Trends are calculated on data for one site/measurement combination at a time.
The data for each combination are tested for seasonal effects, and then analysed with either a seasonal or non-seasonal version of the non-parametric Mann-Kendall Slope Test. This test evaluates all pairwise combinations of the data, evaluating whether the later observation is higher or lower than the earlier observation, for each pair. The magnitude of the difference has no importance, only the sign. The seasonal version of this test compares the water quality data of each season separately (January with Januaries, February with Februaries, etc) which means any changes present are not hidden by seasonal patterns.
Censored values (data that are less than or greater than laboratory detection limits) are substituted in the trend analysis, by very low or very high values. However, if too many of the data are censored below the detection limit of the laboratory method, the trend evaluation would become unreliable, and we opt not to calculate it. We choose not to calculate trends where there are fewer than five total and three unique, non-censored observations. Sites which do not meet these requirements for trend analysis are reported as 'not assessed'. This label is also used when sites do not have enough measurements available, such as only six years of measurements available for ten-year trends.
Some investigators recommend data be flow adjusted before trend analysis to remove any variation in water quality measurements caused by variation in stream flow.

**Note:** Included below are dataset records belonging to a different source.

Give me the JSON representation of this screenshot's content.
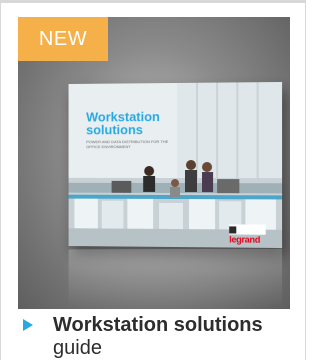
{
  "badge": {
    "label": "NEW"
  },
  "brochure": {
    "title": "Workstation solutions",
    "subtitle": "Power and data distribution for the office environment",
    "brand": "legrand"
  },
  "caption": {
    "title": "Workstation solutions",
    "subtitle": "guide"
  },
  "colors": {
    "badge": "#f6b04a",
    "accent": "#27a9e1",
    "brand_red": "#e2001a",
    "text": "#2d2d2d"
  },
  "icons": {
    "caption_arrow": "play-triangle-icon"
  }
}
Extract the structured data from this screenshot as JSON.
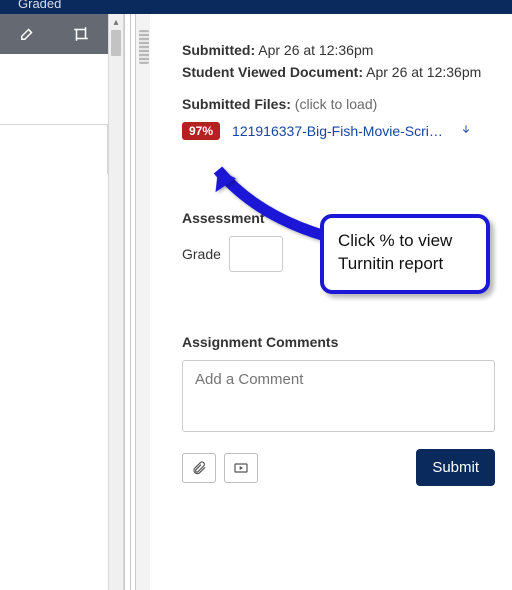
{
  "topbar": {
    "status": "Graded"
  },
  "meta": {
    "submitted_label": "Submitted:",
    "submitted_value": " Apr 26 at 12:36pm",
    "viewed_label": "Student Viewed Document:",
    "viewed_value": " Apr 26 at 12:36pm",
    "files_label": "Submitted Files:",
    "files_hint": " (click to load)"
  },
  "file": {
    "similarity_pct": "97%",
    "name": "121916337-Big-Fish-Movie-Script.…"
  },
  "assessment": {
    "title": "Assessment",
    "grade_label": "Grade",
    "grade_value": ""
  },
  "comments": {
    "title": "Assignment Comments",
    "placeholder": "Add a Comment",
    "submit_label": "Submit"
  },
  "callout": {
    "text": "Click % to view Turnitin report"
  }
}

However, many councils do not measure river flow at all of their water quality sampling sites so data used for trend analysis on LAWA are not flow-adjusted.
Where do I find more information?
Gadd, J., Snelder, T., Fraser, C. & Whitehead A. 2020. Urban river and stream water quality state and trends 2008-2017. Prepared for the Ministry for the Environment. NIWA Client Report 2018328AK
LandWaterPeople (LWP). https://landwaterpeople.co.nz/
Larned et al. 2021. Guidance for the analysis of temporal trends in environmental data. Prepared for Horizons Regional Council and MBIE Envirolink. 99 pp.

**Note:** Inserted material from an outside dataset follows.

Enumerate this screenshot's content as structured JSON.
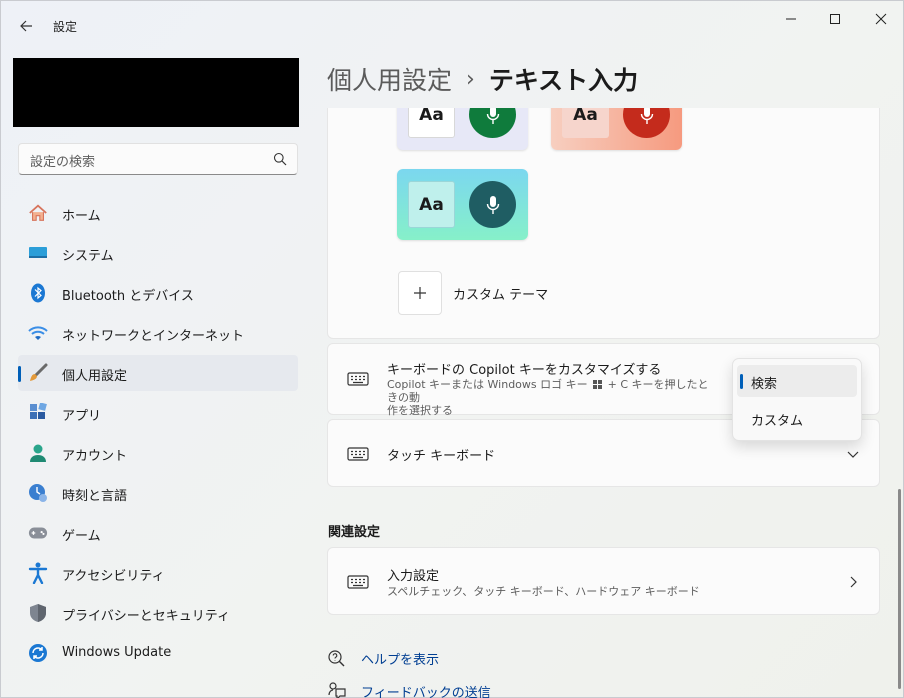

McBride G. 2018. Has water quality improved or been maintained? A quantitative assessment procedure. Paper submitted to Journal of Environmental Quality.
Snelder T & Fraser C. 2018. Aggregating trend data for environmental reporting. LWP Client Report 2018-01.
Snelder T & Fraser C. 2019. "The LWP-Trends Library: v2101 April 2021", LWP Ltd Report, p35.
Stocker T, Qin D & Plattner G (Editors). 2014. Climate Change 2013: The physical science basis: working group | Contribution to the Fifth Assessment Report of the Intergovernmental Panel on Climate Change. Cambridge University Press.